Independence Day is a track that stands high in the pantheon of those that Springsteen has written about the relationship between fathers and sons. It was certainly not the first one he wrote about the topic. Among others, Adam Raised a Cain from the "Darkness on the Edge of Town" album dealt with the subject as well: You're born into this life paying for the sins of somebody else's past/Daddy worked his whole life for nothing but the pain/Now he walks these empty rooms looking for something to blame/You inherit the sins, you inherit the flames.

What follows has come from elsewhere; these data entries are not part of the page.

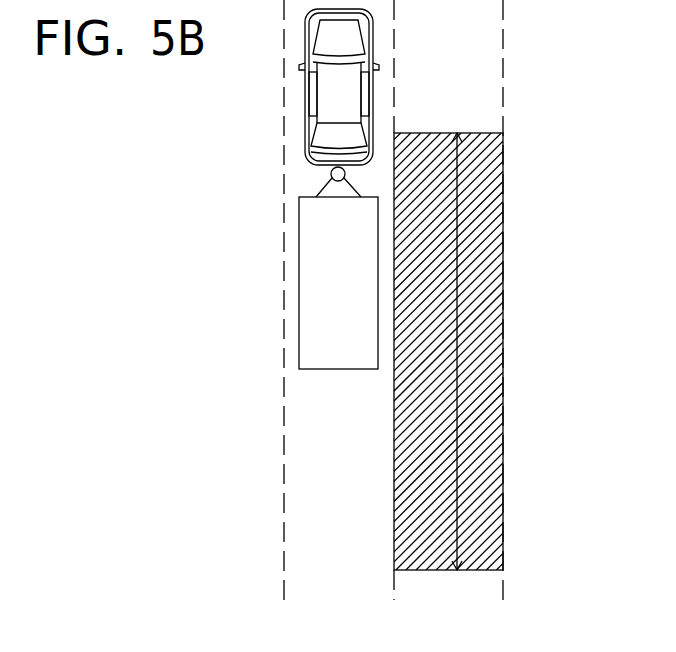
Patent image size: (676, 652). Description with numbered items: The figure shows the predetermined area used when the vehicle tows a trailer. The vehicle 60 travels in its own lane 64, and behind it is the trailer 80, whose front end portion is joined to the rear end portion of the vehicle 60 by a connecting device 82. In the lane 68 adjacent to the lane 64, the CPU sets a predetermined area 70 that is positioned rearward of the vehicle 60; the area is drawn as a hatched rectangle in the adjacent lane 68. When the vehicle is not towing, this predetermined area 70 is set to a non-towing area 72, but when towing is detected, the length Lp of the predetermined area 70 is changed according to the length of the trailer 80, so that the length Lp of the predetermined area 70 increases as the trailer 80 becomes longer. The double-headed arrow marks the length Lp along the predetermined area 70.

The vehicle 60 is at (304, 104).
The connecting device 82 is at (330, 172).
The trailer 80 is at (316, 300).
The lane 64 is at (315, 468).
The lane 68 is at (473, 38).
The predetermined area 70 is at (338, 343).
The non-towing area 72 is at (481, 267).
The length of the predetermined area Lp is at (459, 399).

The tone of Independence Day was less one of anger and more one of resignation. Or perhaps of frustration. It is a song about a flawed relationship - one that yielded only limited benefits to father and son - from which the son had decided to escape. You see the world of the two characters only through the eyes of the son but you get a glimpse through his eyes of the fact that life has not been a joy ride for the old man and - more importantly perhaps - that the son recognizes that fact and recognizes as well that a lot of external forces have been responsible for making the father the man that he is. He himself is not solely responsible for what - as seen through the eyes of his son - he has become: Cause the darkness of this house has got the best of us/There's a darkness in this town that's got us too/But they can't touch me now/And you can't touch me now/They ain't gonna do to me/What I watched them do to you.

As a boy of fourteen - and not being even fully in possession of the admittedly limited powers of observation that I presently possess - I did not understand why my relationship with my own father became as tense and as strained as it did during what turned out to be the final couple of years of his life. I used to joke with my friends in college that it seemed to me that Dad liked the notion of sons far better when we were little but wished he possessed a way to either trade us for daughters after we reached a certain age or simply flip a switch and make us so. It was as if he was mindful of his own self-created health issues and his rather limited physical prowess that came with them and worried about his ability to retain some type of command presence with a son who had reached a certain age. It was never something he and I discussed while he was alive so I know not the answer to the riddle and never shall.

I remember though listening to Independence Day and thinking that Springsteen had written a piece of music that captured the essence of the father/son relationship in my house. Dad and I never reached the point in the program where I felt I had to escape. Life intervened. I know not whether had he lived we would have reached the point where I would have felt the need to do so. Yet another riddle to which I know not the answer.

I think though as I have gotten older and as I have watched my own kids grow from children to adults I have a better understanding of my father than I ever did while he was alive. It is true that the prospect of being a father was one that for a long time terrified me. It is also true that I am thrilled beyond words that the two children I love the most in this world carry not a shred of my genetic material. Better safe than sorry; right?

Life is a journey after all. We have arrived at the point on the horizon line where we find ourselves today only by having traveled the distance we have traveled to get here. And while we do not carry with us every bit of every step we have taken along the way, there are trace elements of every step we have stepped stuck like gum to the bottom of our shoes. One of the great joys of my life is being a father. And I think of the things I have experienced with my kids both when they were children and now that they are adults and I marvel at them. And they would not have been possible without the lessons, both good and bad, I learned from my own father a lifetime ago.

Papa now I know the things you wanted that you could not say. Happy Father's Day.